US 11,790,016 B2
Method, device and computer program for collecting data from multi-domain
Sang Duk Suh, Gyeonggi-do (KR); Changhoon Yoon, Gyeonggi-do (KR); and Seung Hyeon Lee, Daejeon (KR)
Assigned to S2W INC.
Appl. No. 17/431,697
Filed by S2W LAB INC., Gyeonggi-do (KR)
PCT Filed Jan. 30, 2020, PCT No. PCT/KR2020/001382
§ 371(c)(1), (2) Date Aug. 17, 2021,
PCT Pub. No. WO2020/171410, PCT Pub. Date Aug. 27, 2020.
Claims priority of application No. 10-2019-0019087 (KR), filed on Feb. 19, 2019.
Prior Publication US 2022/0138271 A1, May 5, 2022
Int. Cl. G06F 16/00 (2019.01); G06F 16/951 (2019.01); H04L 9/40 (2022.01)
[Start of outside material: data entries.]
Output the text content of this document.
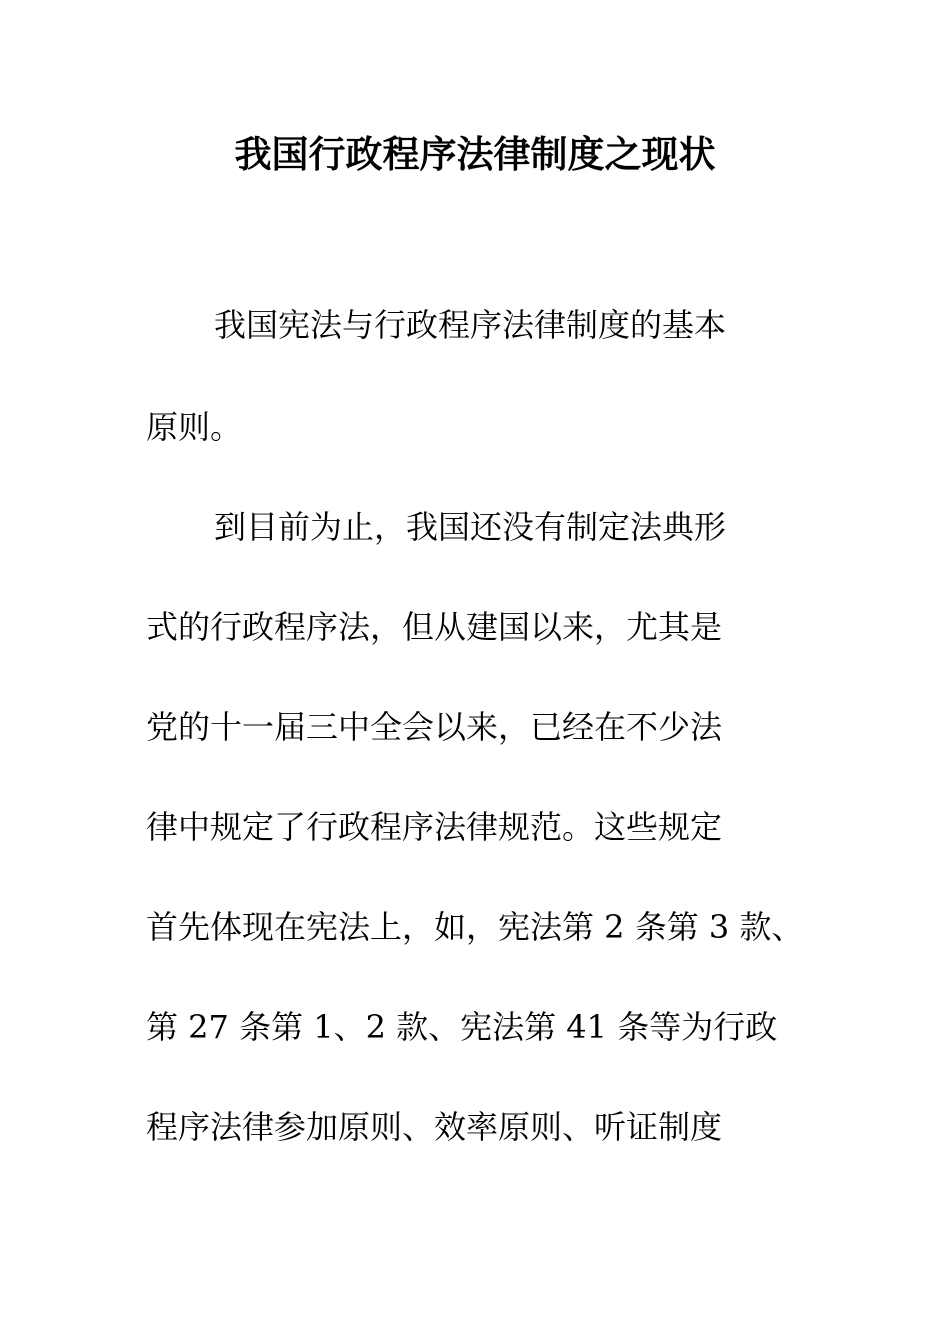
我国行政程序法律制度之现状

我国宪法与行政程序法律制度的基本

原则。

到目前为止，我国还没有制定法典形

式的行政程序法，但从建国以来，尤其是

党的十一届三中全会以来，已经在不少法

律中规定了行政程序法律规范。这些规定

首先体现在宪法上，如，宪法第 2 条第 3 款、

第 27 条第 1、2 款、宪法第 41 条等为行政

程序法律参加原则、效率原则、听证制度
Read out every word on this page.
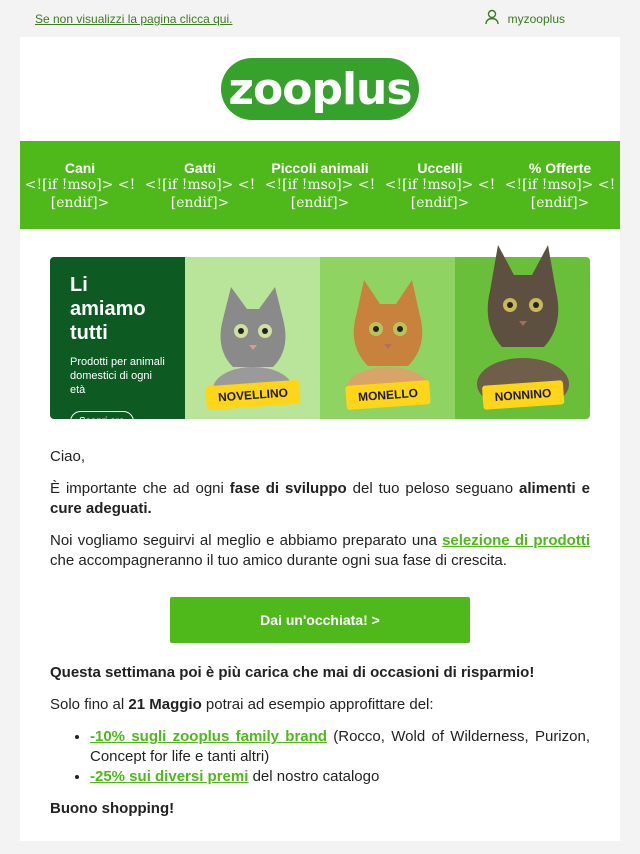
Se non visualizzi la pagina clicca qui.	myzooplus
zooplus
Cani
<![if !mso]> <![endif]>
Gatti
<![if !mso]> <![endif]>
Piccoli animali
<![if !mso]> <![endif]>
Uccelli
<![if !mso]> <![endif]>
% Offerte
<![if !mso]> <![endif]>
Li amiamo tutti
Prodotti per animali domestici di ogni età
Scopri ora
NOVELLINO	MONELLO	NONNINO

Ciao,

È importante che ad ogni fase di sviluppo del tuo peloso seguano alimenti e cure adeguati.

Noi vogliamo seguirvi al meglio e abbiamo preparato una selezione di prodotti che accompagneranno il tuo amico durante ogni sua fase di crescita.

Dai un'occhiata! >

Questa settimana poi è più carica che mai di occasioni di risparmio!

Solo fino al 21 Maggio potrai ad esempio approfittare del:

• -10% sugli zooplus family brand (Rocco, Wold of Wilderness, Purizon, Concept for life e tanti altri)
• -25% sui diversi premi del nostro catalogo

Buono shopping!
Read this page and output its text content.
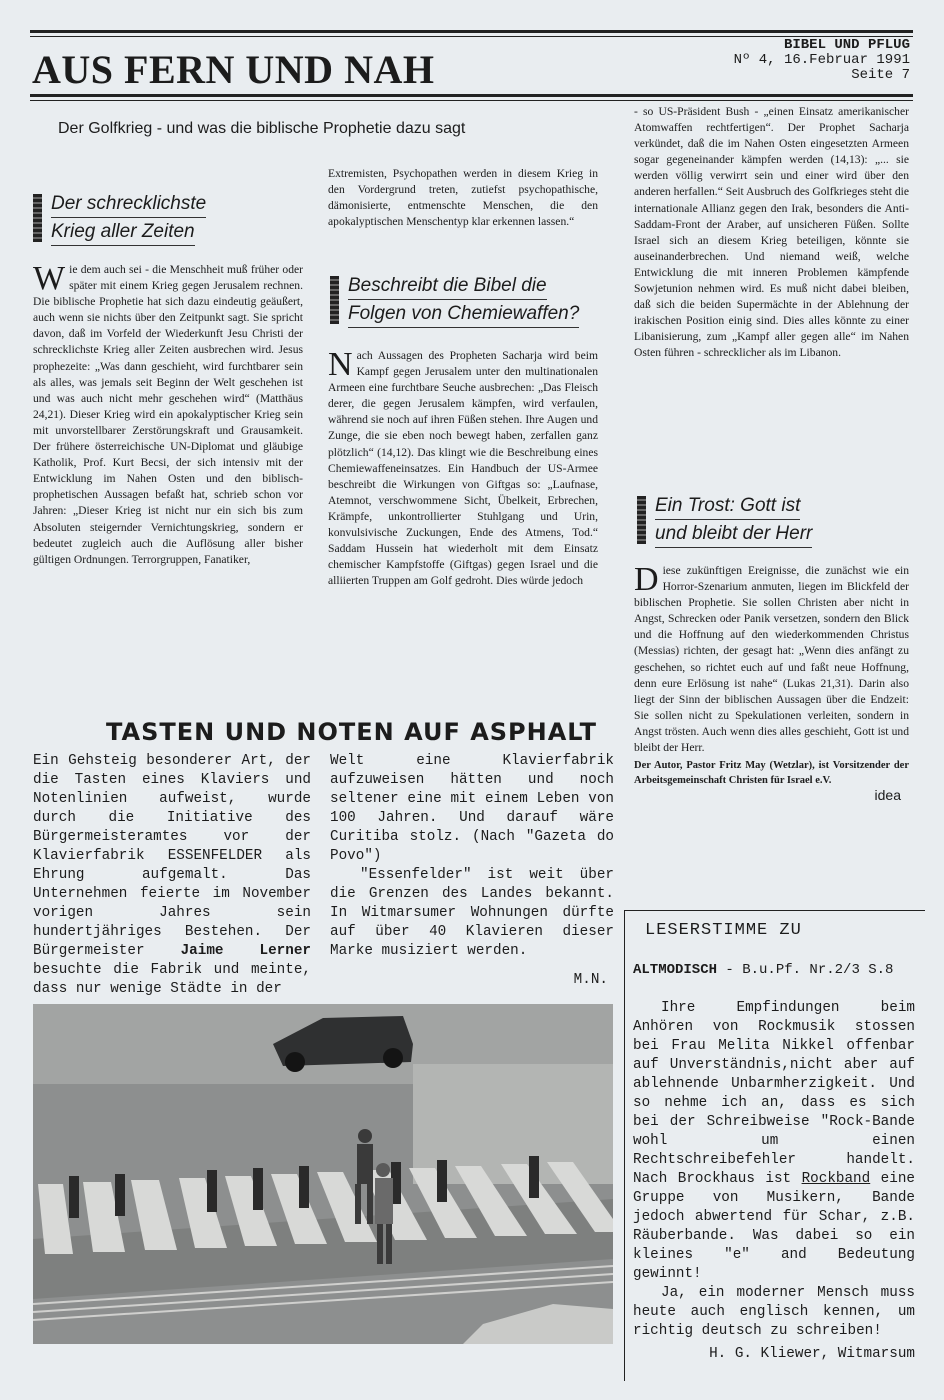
AUS FERN UND NAH
BIBEL UND PFLUG
Nº 4, 16.Februar 1991
Seite 7
Der Golfkrieg - und was die biblische Prophetie dazu sagt
Der schrecklichste
Krieg aller Zeiten
W ie dem auch sei - die Menschheit muß früher oder später mit einem Krieg gegen Jerusalem rechnen. Die biblische Prophetie hat sich dazu eindeutig geäußert, auch wenn sie nichts über den Zeitpunkt sagt. Sie spricht davon, daß im Vorfeld der Wiederkunft Jesu Christi der schrecklichste Krieg aller Zeiten ausbrechen wird. Jesus prophezeite: „Was dann geschieht, wird furchtbarer sein als alles, was jemals seit Beginn der Welt geschehen ist und was auch nicht mehr geschehen wird“ (Matthäus 24,21). Dieser Krieg wird ein apokalyptischer Krieg sein mit unvorstellbarer Zerstörungskraft und Grausamkeit. Der frühere österreichische UN-Diplomat und gläubige Katholik, Prof. Kurt Becsi, der sich intensiv mit der Entwicklung im Nahen Osten und den biblisch-prophetischen Aussagen befaßt hat, schrieb schon vor Jahren: „Dieser Krieg ist nicht nur ein sich bis zum Absoluten steigernder Vernichtungskrieg, sondern er bedeutet zugleich auch die Auflösung aller bisher gültigen Ordnungen. Terrorgruppen, Fanatiker,

Extremisten, Psychopathen werden in diesem Krieg in den Vordergrund treten, zutiefst psychopathische, dämonisierte, entmenschte Menschen, die den apokalyptischen Menschentyp klar erkennen lassen.“

Beschreibt die Bibel die
Folgen von Chemiewaffen?
N ach Aussagen des Propheten Sacharja wird beim Kampf gegen Jerusalem unter den multinationalen Armeen eine furchtbare Seuche ausbrechen: „Das Fleisch derer, die gegen Jerusalem kämpfen, wird verfaulen, während sie noch auf ihren Füßen stehen. Ihre Augen und Zunge, die sie eben noch bewegt haben, zerfallen ganz plötzlich“ (14,12). Das klingt wie die Beschreibung eines Chemiewaffeneinsatzes. Ein Handbuch der US-Armee beschreibt die Wirkungen von Giftgas so: „Laufnase, Atemnot, verschwommene Sicht, Übelkeit, Erbrechen, Krämpfe, unkontrollierter Stuhlgang und Urin, konvulsivische Zuckungen, Ende des Atmens, Tod.“ Saddam Hussein hat wiederholt mit dem Einsatz chemischer Kampfstoffe (Giftgas) gegen Israel und die alliierten Truppen am Golf gedroht. Dies würde jedoch

- so US-Präsident Bush - „einen Einsatz amerikanischer Atomwaffen rechtfertigen“. Der Prophet Sacharja verkündet, daß die im Nahen Osten eingesetzten Armeen sogar gegeneinander kämpfen werden (14,13): „... sie werden völlig verwirrt sein und einer wird über den anderen herfallen.“ Seit Ausbruch des Golfkrieges steht die internationale Allianz gegen den Irak, besonders die Anti-Saddam-Front der Araber, auf unsicheren Füßen. Sollte Israel sich an diesem Krieg beteiligen, könnte sie auseinanderbrechen. Und niemand weiß, welche Entwicklung die mit inneren Problemen kämpfende Sowjetunion nehmen wird. Es muß nicht dabei bleiben, daß sich die beiden Supermächte in der Ablehnung der irakischen Position einig sind. Dies alles könnte zu einer Libanisierung, zum „Kampf aller gegen alle“ im Nahen Osten führen - schrecklicher als im Libanon.

Ein Trost: Gott ist
und bleibt der Herr
D iese zukünftigen Ereignisse, die zunächst wie ein Horror-Szenarium anmuten, liegen im Blickfeld der biblischen Prophetie. Sie sollen Christen aber nicht in Angst, Schrecken oder Panik versetzen, sondern den Blick und die Hoffnung auf den wiederkommenden Christus (Messias) richten, der gesagt hat: „Wenn dies anfängt zu geschehen, so richtet euch auf und faßt neue Hoffnung, denn eure Erlösung ist nahe“ (Lukas 21,31). Darin also liegt der Sinn der biblischen Aussagen über die Endzeit: Sie sollen nicht zu Spekulationen verleiten, sondern in Angst trösten. Auch wenn dies alles geschieht, Gott ist und bleibt der Herr.

Der Autor, Pastor Fritz May (Wetzlar), ist Vorsitzender der Arbeitsgemeinschaft Christen für Israel e.V.

idea

TASTEN UND NOTEN AUF ASPHALT

Ein Gehsteig besonderer Art, der die Tasten eines Klaviers und Notenlinien aufweist, wurde durch die Initiative des Bürgermeisteramtes vor der Klavierfabrik ESSENFELDER als Ehrung aufgemalt. Das Unternehmen feierte im November vorigen Jahres sein hundertjähriges Bestehen. Der Bürgermeister	Jaime Lerner besuchte die Fabrik und meinte, dass nur wenige Städte in der

Welt eine Klavierfabrik aufzuweisen hätten und noch seltener eine mit einem Leben von 100 Jahren. Und darauf wäre Curitiba stolz. (Nach "Gazeta do Povo")

"Essenfelder" ist weit über die Grenzen des Landes bekannt. In Witmarsumer Wohnungen dürfte auf über 40 Klavieren dieser Marke musiziert werden.

M.N.

LESERSTIMME ZU
ALTMODISCH - B.u.Pf. Nr.2/3 S.8

Ihre Empfindungen beim Anhören von Rockmusik stossen bei Frau Melita Nikkel offenbar auf Unverständnis,nicht aber auf ablehnende Unbarmherzigkeit. Und so nehme ich an, dass es sich bei der Schreibweise "Rock-Bande wohl um einen Rechtschreibefehler handelt. Nach Brockhaus ist Rockband eine Gruppe von Musikern, Bande jedoch abwertend für Schar, z.B. Räuberbande. Was dabei so ein kleines "e" and Bedeutung gewinnt!

Ja, ein moderner Mensch muss heute auch englisch kennen, um richtig deutsch zu schreiben!

H. G. Kliewer, Witmarsum
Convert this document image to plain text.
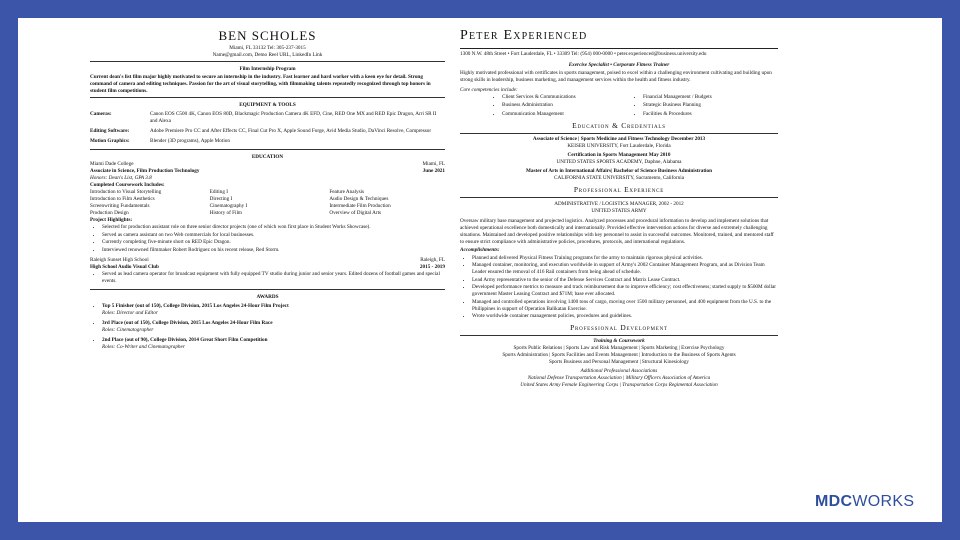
BEN SCHOLES
Miami, FL 33132 Tel: 305-237-3015
Name@gmail.com, Demo Reel URL, LinkedIn Link
Film Internship Program

Current dean's list film major highly motivated to secure an internship in the industry. Fast learner and hard worker with a keen eye for detail. Strong command of camera and editing techniques. Passion for the art of visual storytelling, with filmmaking talents repeatedly recognized through top honors in student film competitions.

EQUIPMENT & TOOLS
Cameras:	Canon EOS C500 4K, Canon EOS 80D, Blackmagic Production Camera 4K EFD, Cine, RED One MX and RED Epic Dragon, Arri SR II and Alexa
Editing Software:	Adobe Premiere Pro CC and After Effects CC, Final Cut Pro X, Apple Sound Forge, Avid Media Studio, DaVinci Resolve, Compressor
Motion Graphics:	Blender (3D programs), Apple Motion
EDUCATION
Miami Dade College	Miami, FL
Associate in Science, Film Production Technology	June 2021
Honors: Dean's List, GPA 3.8
Completed Coursework Includes:
Introduction to Visual Storytelling	Editing I	Feature Analysis
Introduction to Film Aesthetics	Directing I	Audio Design & Techniques
Screenwriting Fundamentals	Cinematography I	Intermediate Film Production
Production Design	History of Film	Overview of Digital Arts
Project Highlights:
• Selected for production assistant role on three senior director projects (one of which won first place in Student Works Showcase).
• Served as camera assistant on two Web commercials for local businesses.
• Currently completing five-minute short on RED Epic Dragon.
• Interviewed renowned filmmaker Robert Rodriguez on his recent release, Red Storm.
Raleigh Sunset High School	Raleigh, FL
High School Audio Visual Club	2015 - 2019
• Served as lead camera operator for broadcast equipment with fully equipped TV studio during junior and senior years. Edited dozens of football games and special events.
AWARDS
• Top 5 Finisher (out of 150), College Division, 2015 Los Angeles 24-Hour Film Project
Roles: Director and Editor
• 3rd Place (out of 150), College Division, 2015 Los Angeles 24-Hour Film Race
Roles: Cinematographer
• 2nd Place (out of 90), College Division, 2014 Great Short Film Competition
Roles: Co-Writer and Cinematographer
Peter Experienced
1300 N.W. 48th Street • Fort Lauderdale, FL • 33309 Tel: (954) 000-0000 • peter.experienced@business.university.edu
Exercise Specialist • Corporate Fitness Trainer

Highly motivated professional with certificates in sports management, poised to excel within a challenging environment cultivating and building upon strong skills in leadership, business marketing, and management services within the health and fitness industry.

Core competencies include:
• Client Services & Communications	• Financial Management / Budgets
• Business Administration	• Strategic Business Planning
• Communication Management	• Facilities & Procedures
Education & Credentials
Associate of Science | Sports Medicine and Fitness Technology December 2013
KEISER UNIVERSITY, Fort Lauderdale, Florida
Certification in Sports Management May 2010
UNITED STATES SPORTS ACADEMY, Daphne, Alabama
Master of Arts in International Affairs| Bachelor of Science Business Administration
CALIFORNIA STATE UNIVERSITY, Sacramento, California
Professional Experience
ADMINISTRATIVE / LOGISTICS MANAGER, 2002 - 2012
UNITED STATES ARMY

Oversaw military base management and projected logistics. Analyzed processes and procedural information to develop and implement solutions that achieved operational excellence both domestically and internationally. Provided effective intervention actions for diverse and extremely challenging situations. Maintained and developed positive relationships with key personnel to assist in successful outcomes. Monitored, trained, and mentored staff to ensure strict compliance with administrative policies, procedures, protocols, and international regulations.

Accomplishments:
• Planned and delivered Physical Fitness Training programs for the army to maintain rigorous physical activities.
• Managed container, monitoring, and execution worldwide in support of Army's 2002 Container Management Program, and as Division Team Leader ensured the removal of 416 Rail containers from being ahead of schedule.
• Lead Army representative to the senior of the Defense Services Contract and Matrix Lease Contract.
• Developed performance metrics to measure and track reimbursement due to improve efficiency; cost effectiveness; started supply to $500M dollar government Master Leasing Contract and $71M; base ever allocated.
• Managed and controlled operations involving 1400 tons of cargo, moving over 1500 military personnel, and 400 equipment from the U.S. to the Philippines in support of Operation Balikatan Exercise.
• Wrote worldwide container management policies, procedures and guidelines.
Professional Development
Training & Coursework
Sports Public Relations | Sports Law and Risk Management | Sports Marketing | Exercise Psychology
Sports Administration | Sports Facilities and Events Management | Introduction to the Business of Sports Agents
Sports Business and Personal Management | Structural Kinesiology
Additional Professional Associations
National Defense Transportation Association | Military Officers Association of America
United States Army Female Engineering Corps | Transportation Corps Regimental Association
MDCWORKS
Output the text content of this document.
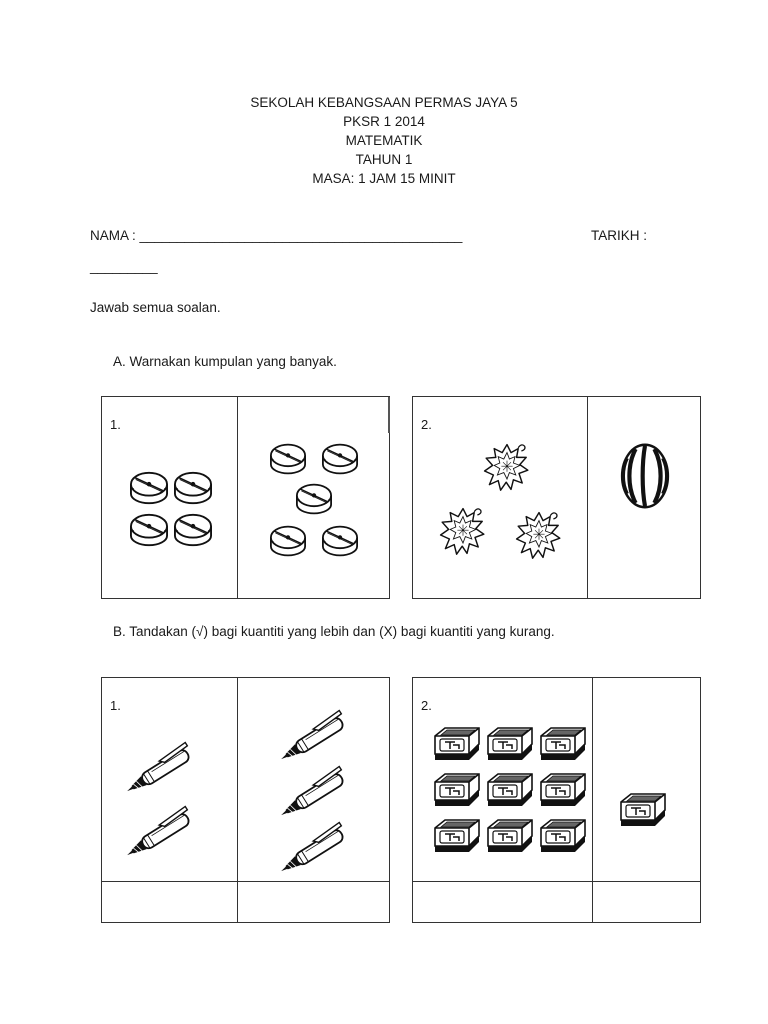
SEKOLAH KEBANGSAAN PERMAS JAYA 5
PKSR 1 2014
MATEMATIK
TAHUN 1
MASA: 1 JAM 15 MINIT
NAMA : ___________________________________________	TARIKH :
_________
Jawab semua soalan.
A. Warnakan kumpulan yang banyak.
1.	2.
B. Tandakan (√) bagi kuantiti yang lebih dan (X) bagi kuantiti yang kurang.
1.	2.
CPC G06F 16/951 (2019.01) [H04L 63/1425 (2013.01)] 6 Claims
OG exemplary drawing
 
1. A method for collecting data in a data collection device, comprising:
a step A of collecting data using a distributed crawler from a dark web site belonging to a network where channels are established by randomly connecting at least one or more network nodes that perform network routing functions, the dark web being not accessible with a general web browser and being assessable with preset specific software; and
a step B of standardizing the collected data in a preset format and generating metadata for the collected data,
wherein the step A includes
collecting domain information of the network;
identifying whether collected domains have been changed, and preferentially allocating a domain which is identified as being most recently registered to the distributed crawler; and
operating a plurality of network nodes that perform the routing function and collecting data from the dark web corresponding to an arbitrary domain by processing a request of the distributed crawler in the network nodes.